The series ran for one season of six episodes in 2004.

The characters
The series revolves around three characters: Art (played by Kris Marshall), Jones (Andrew Scott), and Beth (Alice Lowe).

Arthur ("Art")
Art is the central character. He is a no-hoper dreaming of being a film director. Art constantly describes himself as "an independent low-budget filmmaker", despite having never made a film. He is continually coming up with ideas for storylines, and has written many scripts of apparently dubious quality.

Jones
Jones is Art's long-suffering best friend. They share a London flat in a small, old apartment complex. Jones is frequently the sufferer of mishaps brought about by Art's inability to deal with the real world, yet appears to need to look after him despite Art's many faults.

Beth
Beth is Jones's girlfriend. She and Art have an antagonistic attitude towards each other, largely because Beth can see how Art's lack of abilities is impinging on Jones's life. In response Art claims to be allergic to Beth.

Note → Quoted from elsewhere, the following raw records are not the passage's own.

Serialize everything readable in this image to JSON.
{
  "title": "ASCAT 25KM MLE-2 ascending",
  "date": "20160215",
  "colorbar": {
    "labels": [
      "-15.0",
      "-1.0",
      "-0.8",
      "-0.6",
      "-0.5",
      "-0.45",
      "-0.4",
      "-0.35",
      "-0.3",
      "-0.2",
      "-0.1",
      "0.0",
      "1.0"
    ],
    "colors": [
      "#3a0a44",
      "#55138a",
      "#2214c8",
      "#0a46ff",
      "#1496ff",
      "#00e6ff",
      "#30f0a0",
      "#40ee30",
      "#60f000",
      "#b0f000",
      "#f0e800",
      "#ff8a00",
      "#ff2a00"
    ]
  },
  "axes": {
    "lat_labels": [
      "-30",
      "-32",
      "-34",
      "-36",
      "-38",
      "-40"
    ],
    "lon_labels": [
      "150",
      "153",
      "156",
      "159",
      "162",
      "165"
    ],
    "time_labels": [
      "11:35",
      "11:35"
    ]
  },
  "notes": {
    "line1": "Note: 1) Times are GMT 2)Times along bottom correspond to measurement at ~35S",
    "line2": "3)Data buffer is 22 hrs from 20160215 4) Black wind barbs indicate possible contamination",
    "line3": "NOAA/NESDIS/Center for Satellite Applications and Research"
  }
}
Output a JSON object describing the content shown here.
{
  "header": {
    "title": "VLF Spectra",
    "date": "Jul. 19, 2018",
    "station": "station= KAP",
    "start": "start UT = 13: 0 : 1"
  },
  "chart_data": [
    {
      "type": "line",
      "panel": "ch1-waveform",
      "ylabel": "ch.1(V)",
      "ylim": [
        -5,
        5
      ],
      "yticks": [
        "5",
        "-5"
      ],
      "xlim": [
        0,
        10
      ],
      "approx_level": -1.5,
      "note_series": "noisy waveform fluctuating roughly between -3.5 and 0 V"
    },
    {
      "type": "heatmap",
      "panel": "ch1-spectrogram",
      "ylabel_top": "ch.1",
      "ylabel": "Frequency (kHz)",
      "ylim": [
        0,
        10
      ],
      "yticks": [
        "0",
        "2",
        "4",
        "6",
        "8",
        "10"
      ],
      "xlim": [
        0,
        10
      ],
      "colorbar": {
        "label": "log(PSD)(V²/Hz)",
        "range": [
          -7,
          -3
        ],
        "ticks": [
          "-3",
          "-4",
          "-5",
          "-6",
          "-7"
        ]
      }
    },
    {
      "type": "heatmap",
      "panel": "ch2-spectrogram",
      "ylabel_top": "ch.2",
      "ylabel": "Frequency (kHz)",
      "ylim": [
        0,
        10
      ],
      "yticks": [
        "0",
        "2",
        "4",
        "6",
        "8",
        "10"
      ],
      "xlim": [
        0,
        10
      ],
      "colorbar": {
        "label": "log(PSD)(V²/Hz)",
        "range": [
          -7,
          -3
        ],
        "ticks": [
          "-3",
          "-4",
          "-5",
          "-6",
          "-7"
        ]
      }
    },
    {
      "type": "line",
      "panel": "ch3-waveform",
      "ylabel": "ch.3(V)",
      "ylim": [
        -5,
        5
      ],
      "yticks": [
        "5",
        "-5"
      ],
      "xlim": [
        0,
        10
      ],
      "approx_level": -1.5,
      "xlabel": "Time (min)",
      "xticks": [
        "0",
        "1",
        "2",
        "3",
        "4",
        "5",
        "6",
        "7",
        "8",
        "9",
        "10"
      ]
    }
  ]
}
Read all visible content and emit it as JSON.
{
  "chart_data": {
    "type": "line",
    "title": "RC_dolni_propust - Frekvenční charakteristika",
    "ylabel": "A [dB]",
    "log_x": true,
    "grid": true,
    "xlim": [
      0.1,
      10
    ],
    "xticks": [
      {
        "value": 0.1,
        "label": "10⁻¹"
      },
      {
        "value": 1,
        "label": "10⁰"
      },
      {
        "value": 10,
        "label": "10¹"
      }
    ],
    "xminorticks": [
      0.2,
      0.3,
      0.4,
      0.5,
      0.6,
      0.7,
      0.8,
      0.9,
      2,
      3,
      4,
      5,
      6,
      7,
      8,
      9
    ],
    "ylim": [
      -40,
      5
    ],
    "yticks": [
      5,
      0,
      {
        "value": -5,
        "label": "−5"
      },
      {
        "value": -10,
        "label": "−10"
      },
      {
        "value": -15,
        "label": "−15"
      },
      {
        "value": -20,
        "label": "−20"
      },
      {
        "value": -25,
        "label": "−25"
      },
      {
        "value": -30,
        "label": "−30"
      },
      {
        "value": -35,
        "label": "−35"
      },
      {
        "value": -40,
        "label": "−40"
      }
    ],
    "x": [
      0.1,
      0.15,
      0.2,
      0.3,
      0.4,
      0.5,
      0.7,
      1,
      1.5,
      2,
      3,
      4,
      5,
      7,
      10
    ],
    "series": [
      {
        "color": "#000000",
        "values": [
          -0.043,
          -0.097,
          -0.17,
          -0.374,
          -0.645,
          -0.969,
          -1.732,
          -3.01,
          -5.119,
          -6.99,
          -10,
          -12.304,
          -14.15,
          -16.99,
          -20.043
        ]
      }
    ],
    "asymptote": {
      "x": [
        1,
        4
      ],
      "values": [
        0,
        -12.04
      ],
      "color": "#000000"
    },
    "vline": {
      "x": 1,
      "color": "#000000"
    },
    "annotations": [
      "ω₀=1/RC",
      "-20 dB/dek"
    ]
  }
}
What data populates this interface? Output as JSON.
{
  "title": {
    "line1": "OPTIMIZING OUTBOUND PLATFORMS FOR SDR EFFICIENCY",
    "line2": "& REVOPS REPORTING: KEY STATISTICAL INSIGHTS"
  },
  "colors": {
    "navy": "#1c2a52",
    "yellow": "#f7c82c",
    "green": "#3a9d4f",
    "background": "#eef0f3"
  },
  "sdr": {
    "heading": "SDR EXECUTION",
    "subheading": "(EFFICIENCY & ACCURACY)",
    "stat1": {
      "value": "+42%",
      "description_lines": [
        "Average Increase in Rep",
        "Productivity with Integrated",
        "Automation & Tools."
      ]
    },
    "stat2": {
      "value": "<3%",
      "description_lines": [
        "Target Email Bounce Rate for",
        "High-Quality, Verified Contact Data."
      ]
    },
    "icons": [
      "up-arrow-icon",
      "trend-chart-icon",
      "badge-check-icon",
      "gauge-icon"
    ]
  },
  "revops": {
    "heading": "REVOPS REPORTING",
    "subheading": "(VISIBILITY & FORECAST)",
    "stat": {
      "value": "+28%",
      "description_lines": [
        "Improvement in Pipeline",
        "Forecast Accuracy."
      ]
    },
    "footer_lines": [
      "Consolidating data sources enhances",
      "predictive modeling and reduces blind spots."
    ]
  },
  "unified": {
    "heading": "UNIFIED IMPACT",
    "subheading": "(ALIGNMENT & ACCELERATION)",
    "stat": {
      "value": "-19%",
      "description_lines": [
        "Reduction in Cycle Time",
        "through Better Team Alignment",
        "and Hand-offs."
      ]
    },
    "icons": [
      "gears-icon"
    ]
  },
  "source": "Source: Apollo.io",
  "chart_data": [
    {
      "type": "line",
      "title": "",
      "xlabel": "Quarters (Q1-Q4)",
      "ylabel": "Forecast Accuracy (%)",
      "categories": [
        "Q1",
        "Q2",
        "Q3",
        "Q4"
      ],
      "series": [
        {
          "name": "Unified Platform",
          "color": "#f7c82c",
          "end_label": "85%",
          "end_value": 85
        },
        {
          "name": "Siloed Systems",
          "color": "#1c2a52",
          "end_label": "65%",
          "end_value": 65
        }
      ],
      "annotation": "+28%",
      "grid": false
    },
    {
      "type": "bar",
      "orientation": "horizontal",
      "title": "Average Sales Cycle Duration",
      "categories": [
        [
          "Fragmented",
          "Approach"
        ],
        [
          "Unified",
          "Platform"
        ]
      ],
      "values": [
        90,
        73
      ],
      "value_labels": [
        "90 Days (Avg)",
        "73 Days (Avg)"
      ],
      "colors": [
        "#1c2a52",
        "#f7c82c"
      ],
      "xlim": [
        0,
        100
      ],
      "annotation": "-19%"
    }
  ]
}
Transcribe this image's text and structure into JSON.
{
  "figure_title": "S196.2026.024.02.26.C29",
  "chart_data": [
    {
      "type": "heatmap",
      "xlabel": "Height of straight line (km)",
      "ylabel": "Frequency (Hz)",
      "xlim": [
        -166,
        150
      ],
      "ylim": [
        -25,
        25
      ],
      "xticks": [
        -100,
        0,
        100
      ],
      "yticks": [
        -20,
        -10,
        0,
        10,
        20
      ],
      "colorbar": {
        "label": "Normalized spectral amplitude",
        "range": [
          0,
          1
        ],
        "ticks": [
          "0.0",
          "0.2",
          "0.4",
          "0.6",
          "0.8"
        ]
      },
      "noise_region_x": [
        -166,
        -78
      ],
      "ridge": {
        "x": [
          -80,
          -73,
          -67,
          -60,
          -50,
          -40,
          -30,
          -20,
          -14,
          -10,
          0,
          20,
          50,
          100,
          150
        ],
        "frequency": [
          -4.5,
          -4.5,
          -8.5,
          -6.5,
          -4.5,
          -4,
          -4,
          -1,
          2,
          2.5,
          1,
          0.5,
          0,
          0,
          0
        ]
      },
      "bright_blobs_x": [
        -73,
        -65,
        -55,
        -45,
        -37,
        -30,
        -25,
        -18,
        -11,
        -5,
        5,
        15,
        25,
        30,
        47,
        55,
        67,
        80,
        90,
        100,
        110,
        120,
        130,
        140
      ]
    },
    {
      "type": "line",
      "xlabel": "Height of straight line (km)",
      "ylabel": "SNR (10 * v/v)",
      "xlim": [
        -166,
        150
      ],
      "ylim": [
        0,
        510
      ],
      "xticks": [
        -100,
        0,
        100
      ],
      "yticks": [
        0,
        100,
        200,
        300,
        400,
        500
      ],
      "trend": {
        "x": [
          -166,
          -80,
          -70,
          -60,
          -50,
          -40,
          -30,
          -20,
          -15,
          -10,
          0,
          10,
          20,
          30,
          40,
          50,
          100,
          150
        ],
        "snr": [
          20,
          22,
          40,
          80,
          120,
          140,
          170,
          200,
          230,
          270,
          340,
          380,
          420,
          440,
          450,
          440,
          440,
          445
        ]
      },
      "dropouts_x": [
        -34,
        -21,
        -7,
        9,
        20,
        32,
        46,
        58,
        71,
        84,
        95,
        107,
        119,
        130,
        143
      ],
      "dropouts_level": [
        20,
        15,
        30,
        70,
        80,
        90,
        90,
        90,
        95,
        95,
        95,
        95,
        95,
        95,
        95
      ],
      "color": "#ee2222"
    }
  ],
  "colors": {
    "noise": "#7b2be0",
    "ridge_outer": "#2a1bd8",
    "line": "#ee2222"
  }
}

Despite this, as the series progresses there is a slow thawing in the relationship between Beth and Art, and in the final episode she decides to move in with Jones, even though this would mean sharing a flat with Art.

The episodes
None of the episodes are named, but each is based on the plot and style of a particular film. The episodes were re-ordered for their BBC Three broadcast; on the subsequent BBC Two repeat run, the original order was restored.